Order, Supreme Court, New York County (Charles E. Ramos, J.), entered October 31, 2007, which, to the extent appealed from, granted plaintiffs’ motion for a declaratory order and denied the cross motion of defendants R.J. Reynolds, Philip Morris and Lorillard (the Original Participating Manufacturers) to compel arbitration, unanimously reversed, on the law, without costs, the motion denied in its entirety and the cross motion granted in its entirety. Order, same court and Justice, entered January 18, 2008, which, insofar as it denied the cross motion of the Original Participating Manufacturers and the “nonparty” Subsequent Participating Manufacturers (collectively, the Participating Manufacturers) to compel the State to participate in an arbitration in which the Participating Manufacturers constitute one side and the Settling States (defined infra) collectively constitute the other side, unanimously reversed, on the law, without costs, and the cross motion granted. Appeal from so much of that order as granted plaintiffs’ motion to direct the Participating Manufacturers to select their arbitrator within 30 days, unanimously dismissed, without costs, as moot. Further proceedings in this action shall be before a different Justice.
On a prior appeal, the Court of Appeals concluded that “the questions whether New York enacted and diligently enforced a Qualifying Statute and whether it was correctly spared the NPM [Non-Participating Manufacturer] adjustment are arbitrable” (8 NY3d 574, 581-582 [2007]).
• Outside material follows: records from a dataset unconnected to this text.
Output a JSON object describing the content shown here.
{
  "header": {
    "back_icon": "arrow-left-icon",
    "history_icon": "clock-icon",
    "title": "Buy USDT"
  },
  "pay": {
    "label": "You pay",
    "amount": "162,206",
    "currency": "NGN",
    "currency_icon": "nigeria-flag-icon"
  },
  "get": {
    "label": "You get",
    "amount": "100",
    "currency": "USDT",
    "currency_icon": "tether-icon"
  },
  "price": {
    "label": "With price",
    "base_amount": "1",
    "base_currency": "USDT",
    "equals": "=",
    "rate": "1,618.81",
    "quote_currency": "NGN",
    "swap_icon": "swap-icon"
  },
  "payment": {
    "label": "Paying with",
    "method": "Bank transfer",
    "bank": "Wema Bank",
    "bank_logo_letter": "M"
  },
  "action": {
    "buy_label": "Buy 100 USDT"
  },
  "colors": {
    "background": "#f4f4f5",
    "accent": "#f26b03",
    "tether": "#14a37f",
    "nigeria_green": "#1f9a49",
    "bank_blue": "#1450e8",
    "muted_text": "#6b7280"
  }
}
Since the issue of diligent enforcement is arbitrable, the issue of whether the June 2003 agreements between the Original Participating Manufacturers and the 52 states and territories that settled certain tobacco-related lawsuits (the Settling States) preclude the Original Participating Manufacturers from alleging a lack of diligent enforcement is also arbitrable (see Matter of Opark Constr. Corp. [Eureka Constructors], 42 3NY2d 1025 [1977]; see also e.g. State v Philip Morris USA, Inc., 155 NH 598, 609-610, 927 A2d 503, 512-513 [2007]; State v Philip Morris Inc., 179 Md App 140, 167, 944 A2d 1167, 1183 [Ct Spec App 2008]). Plaintiffs did not argue below that the June 2003 agreements were merely collateral to the Master Settlement Agreement (the agreement containing the arbitration clause); hence, we decline to consider this argument (see e.g. Acosta v Yale Club of N.Y City, 261 AD2d 261 [1999]).
*525On the prior appeal, the State of New York was ordered to arbitrate whether it diligently enforced its Qualifying Statute (see Philip Morris, 8 NY3d at 581-582), not simply whether the independent auditor could presume that the Settling States had diligently enforced their Qualifying Statutes. This Court rejected plaintiffs’ arguments that each Settling State constituted a “side” to the dispute, under section XI (c) of the Master Settlement Agreement, with the right to select its own arbitrator (30 AD3d 26, 32 [2006], affd 8 NY3d 574 [2007]). Other courts have also concluded that the Settling States constitute one side for purposes of the diligent enforcement dispute (see e.g. State ex rel. Riley v Lorillard Tobacco Co., Inc., — So 2d —, 2008 WL 821054, *8-10, 2008 Ala LEXIS 62, *31-35 [Ala 2008]; see also State v Philip Morris, Inc., 279 Conn 785, 800 n 12, 905 A2d 42, 50 n 12 [2006]; State, ex rel. Carter v Philip Morris Tobacco Co., 879 NE2d 1212, 1220 [Ind Ct App 2008]; State v Philip Morris Inc., 179 Md App at 163, 944 A2d at 1180-1181).
Since the Participating Manufacturers have selected their arbitrator, the appeal from that part of the order is moot. Concur—Mazzarelli, J.P., Friedman, Buckley, Sweeny and Renwick, JJ.